I mean, there’s a lot of women horror writers that have shaped the whole genre. I’ve always thought that. I’ve been helped along the way by women just as much as men. Tina Jens is a woman that mentored me and helped me. Then there are others like Nancy Collins, who’s a great, goth, cool, hipster, horror writer and I was always a huge fan of hers and I got to meet her and get to know her a little bit. I’m sorry that’s a really long answer to your question [laughs].
No, that’s great. That actually leads into my next question which is, who are some authors you admire that you feel have helped with diversity in literature?
Harlan Ellison is another guy that really influenced me and helped me and when I got to know him, I learned so much from him. Peter Straub, is another guy that I’ve read and admired and when I got to know him he helped me out. God, there’s so many. I mean, you have to be a big reader if you’re going to be a professional writer, I always thought.
While diversity is becoming more and more apparent in literature and in other forms of media, creators have to keep pushing forward in that movement. Writers, of course, need to write more diverse plots and characters, but what do you suggest readers do to bring more awareness to diverse characters in speculative or horror fiction? Or what have they done to support these stories?
This is a fascinating question. I think readers already bring diversity through their own experiences. They overlay a template of their own culture that often enhances the reading process. Because the bottom line for all readers is that they complete the imagery and feelings in their own psyches.

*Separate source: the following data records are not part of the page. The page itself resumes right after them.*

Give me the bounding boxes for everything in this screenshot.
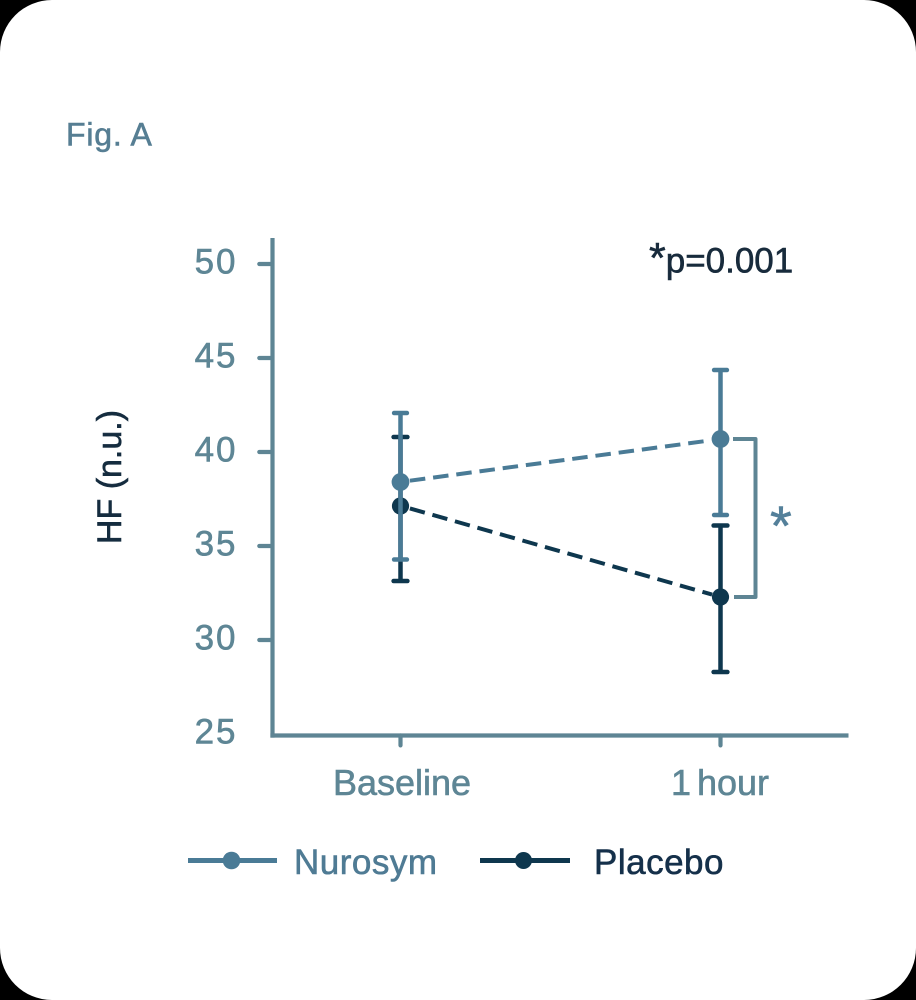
svg-text:Fig. A: Fig. A <box>66 117 153 153</box>
svg-text:*: * <box>770 494 792 557</box>
svg-text:HF (n.u.): HF (n.u.) <box>91 410 129 544</box>
svg-text:50: 50 <box>195 243 238 282</box>
svg-text:40: 40 <box>195 431 238 470</box>
svg-text:30: 30 <box>195 619 238 658</box>
svg-text:45: 45 <box>195 337 238 376</box>
svg-text:Baseline: Baseline <box>333 762 471 803</box>
svg-text:*p=0.001: *p=0.001 <box>649 235 793 283</box>
svg-text:35: 35 <box>195 525 238 564</box>
svg-text:25: 25 <box>195 713 238 752</box>
svg-text:1 hour: 1 hour <box>671 762 769 803</box>
svg-text:Nurosym: Nurosym <box>294 843 438 882</box>
svg-text:Placebo: Placebo <box>594 843 724 882</box>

For readers to get the opportunity to support, publishers have to first accept said stories. How can we get publishers interested in these stories without them complaining that it’s “not relatable”? I've heard this to be the case on why stories aren't published sometimes.
I’ve always believed that the more specific a story is - or “diverse” - the more universal it is. And I think the best publishers know this, and act on this, and are attracted to diverse stories. I think it was Duke Ellington who said, “There’s only two kinds of music...good music and bad music.” I think the same applies to stories.
Jay Bonansinga’s latest Walking Dead novel, Return to Woodbury, is out now. See the dynamic Lilly Caul in action and look out for future novels from Jay Bonansinga. Meanwhile, think of ways you as a reader can support more diverse works and if you’re a creator, help bring those diverse stories into fruition, so the change keeps growing and growing just as Bonansinga has done with his works.